DI: Who is the target customer for his design?
JM : Everyone.

DI: How did you come up with the name for this design? What does it mean?
JM : Orgel is the swedish word for Organ, described in the dictionary like this: Orgel /’orˌjɛl/ – keyboard and wind instrument that produces sound by driving pressurized air through pipes.

DI: Which design tools did you use when you were working on this project?
JM : At first sight you might think there is some advanced lightning within the plastic tubes or that it looks like led light tubes. But it is ordinary spotlights that lit up the organs/sculptures, that are made of cheap plastis, pvc and electric tubes hanging on bike wheels and connected to various toys that make different sounds when blowing in the tubes.

DI: Who did you collaborate with for this design? Did you work with people with technical / specialized skills?
JM : Orgel – a project by Ida Lundén and Johanna Mårtensson Lighting design, Fylkingen: Sören Runolf Photographer: José Figueroa Graphic design: Tomas Jönsson

DI: What is the role of technology in this particular design?
JM : At first sight you might think there is some advanced lightning within the plastic tubes or that it looks like led light tubes. But it is ordinary spotlights that lit up the organs/sculptures, that are made of cheap plastis, pvc and electric tubes hanging on bike wheels and connected to various toys that make different sounds when blowing in the tubes.
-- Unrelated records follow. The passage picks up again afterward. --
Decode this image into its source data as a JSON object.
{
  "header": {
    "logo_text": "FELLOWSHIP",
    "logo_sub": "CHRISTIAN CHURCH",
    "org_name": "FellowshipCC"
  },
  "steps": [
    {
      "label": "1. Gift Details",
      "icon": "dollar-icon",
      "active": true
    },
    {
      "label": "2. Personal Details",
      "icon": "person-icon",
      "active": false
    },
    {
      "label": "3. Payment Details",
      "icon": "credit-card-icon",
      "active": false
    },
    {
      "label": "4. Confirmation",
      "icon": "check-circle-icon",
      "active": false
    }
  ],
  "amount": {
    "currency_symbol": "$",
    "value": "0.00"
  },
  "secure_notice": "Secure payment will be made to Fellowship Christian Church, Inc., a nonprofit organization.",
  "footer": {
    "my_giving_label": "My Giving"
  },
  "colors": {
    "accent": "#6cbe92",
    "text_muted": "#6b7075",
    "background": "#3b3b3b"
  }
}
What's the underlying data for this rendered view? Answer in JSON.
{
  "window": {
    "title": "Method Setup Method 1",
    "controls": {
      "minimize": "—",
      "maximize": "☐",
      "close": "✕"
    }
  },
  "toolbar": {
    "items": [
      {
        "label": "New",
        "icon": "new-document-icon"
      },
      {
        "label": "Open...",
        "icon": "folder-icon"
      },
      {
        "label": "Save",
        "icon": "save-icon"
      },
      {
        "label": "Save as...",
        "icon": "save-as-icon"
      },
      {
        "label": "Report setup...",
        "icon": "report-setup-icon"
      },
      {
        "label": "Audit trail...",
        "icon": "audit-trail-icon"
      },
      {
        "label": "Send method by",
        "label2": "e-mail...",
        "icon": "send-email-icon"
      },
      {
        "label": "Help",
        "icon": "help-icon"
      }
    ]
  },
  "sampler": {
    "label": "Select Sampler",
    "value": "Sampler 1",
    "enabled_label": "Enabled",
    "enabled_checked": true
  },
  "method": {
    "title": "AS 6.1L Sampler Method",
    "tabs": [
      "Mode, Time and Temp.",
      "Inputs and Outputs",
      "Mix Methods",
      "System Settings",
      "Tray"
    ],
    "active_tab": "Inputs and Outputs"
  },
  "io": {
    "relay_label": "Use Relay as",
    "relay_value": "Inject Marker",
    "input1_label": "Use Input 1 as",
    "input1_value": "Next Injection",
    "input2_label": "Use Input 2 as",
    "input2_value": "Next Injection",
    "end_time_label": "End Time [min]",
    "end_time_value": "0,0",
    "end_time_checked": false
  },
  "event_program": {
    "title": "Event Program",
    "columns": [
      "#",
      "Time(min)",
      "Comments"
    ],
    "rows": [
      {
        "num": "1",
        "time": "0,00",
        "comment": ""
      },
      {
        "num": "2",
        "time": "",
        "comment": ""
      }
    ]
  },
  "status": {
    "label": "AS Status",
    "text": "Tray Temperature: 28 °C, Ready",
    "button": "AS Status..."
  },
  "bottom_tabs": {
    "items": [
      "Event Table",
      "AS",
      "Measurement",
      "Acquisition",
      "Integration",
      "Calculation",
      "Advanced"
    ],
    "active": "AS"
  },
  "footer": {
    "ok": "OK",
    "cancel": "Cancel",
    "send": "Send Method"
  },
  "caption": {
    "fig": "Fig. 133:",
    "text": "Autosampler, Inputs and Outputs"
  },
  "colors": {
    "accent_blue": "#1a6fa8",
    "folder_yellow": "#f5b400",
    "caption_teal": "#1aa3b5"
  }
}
DI: Is your design influenced by data or analytical research in any way? What kind of research did you conduct for making this design?
JM : We where also inspired by the room where the organ is often placed - the church, and of any spiritual rituals. One of the instruments/sculptures, was inspired by an african tribal costume, you could step inside it and shake it as a maracas.

DI: What are some of the challenges you faced during the design/realization of your concept?
JM : Our challenge is to create an open space where the audience feels free to participate if they want to, or just to watch and listen if they want to, without loosing the attention to the music.
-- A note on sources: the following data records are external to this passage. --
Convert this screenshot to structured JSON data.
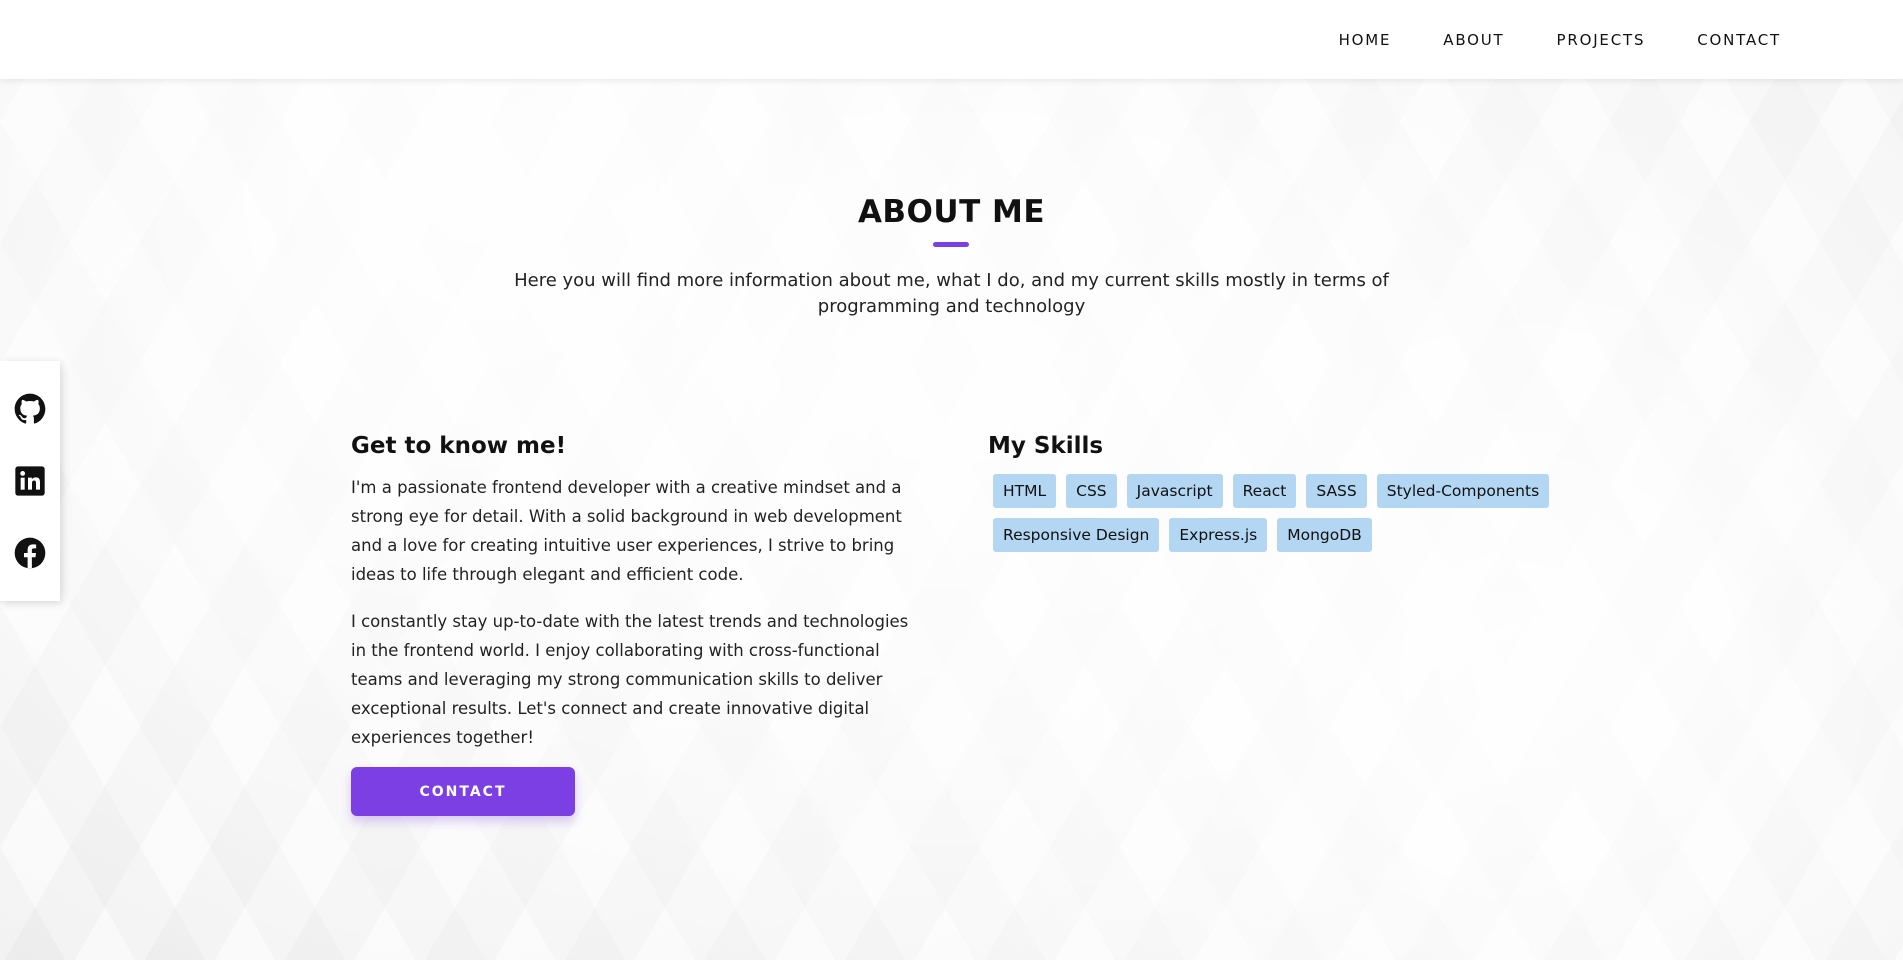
{
  "nav": {
    "items": [
      "HOME",
      "ABOUT",
      "PROJECTS",
      "CONTACT"
    ]
  },
  "social": {
    "icons": [
      "github-icon",
      "linkedin-icon",
      "facebook-icon"
    ]
  },
  "about": {
    "title": "ABOUT ME",
    "subtitle": "Here you will find more information about me, what I do, and my current skills mostly in terms of programming and technology",
    "accent_color": "#7b3fe4"
  },
  "intro": {
    "heading": "Get to know me!",
    "paragraph1": "I'm a passionate frontend developer with a creative mindset and a strong eye for detail. With a solid background in web development and a love for creating intuitive user experiences, I strive to bring ideas to life through elegant and efficient code.",
    "paragraph2": "I constantly stay up-to-date with the latest trends and technologies in the frontend world. I enjoy collaborating with cross-functional teams and leveraging my strong communication skills to deliver exceptional results. Let's connect and create innovative digital experiences together!",
    "button": "CONTACT"
  },
  "skills": {
    "heading": "My Skills",
    "items": [
      "HTML",
      "CSS",
      "Javascript",
      "React",
      "SASS",
      "Styled-Components",
      "Responsive Design",
      "Express.js",
      "MongoDB"
    ],
    "badge_color": "#b3d6f2"
  }
}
DI: How did you decide to submit your design to an international design competition?
JM : We want to reach a wide range of audiences over the world. (Johanna Mårtensson wan the Platinum A Design Award 2012, and it led to interesting exhibitions and press apperances.)

DI: What did you learn or how did you improve yourself during the designing of this work?
JM : We developed our way of collaborating with each other in a non hierarchic way, to be allowing ourself to think abstract, surprising one another, exceeding our limits.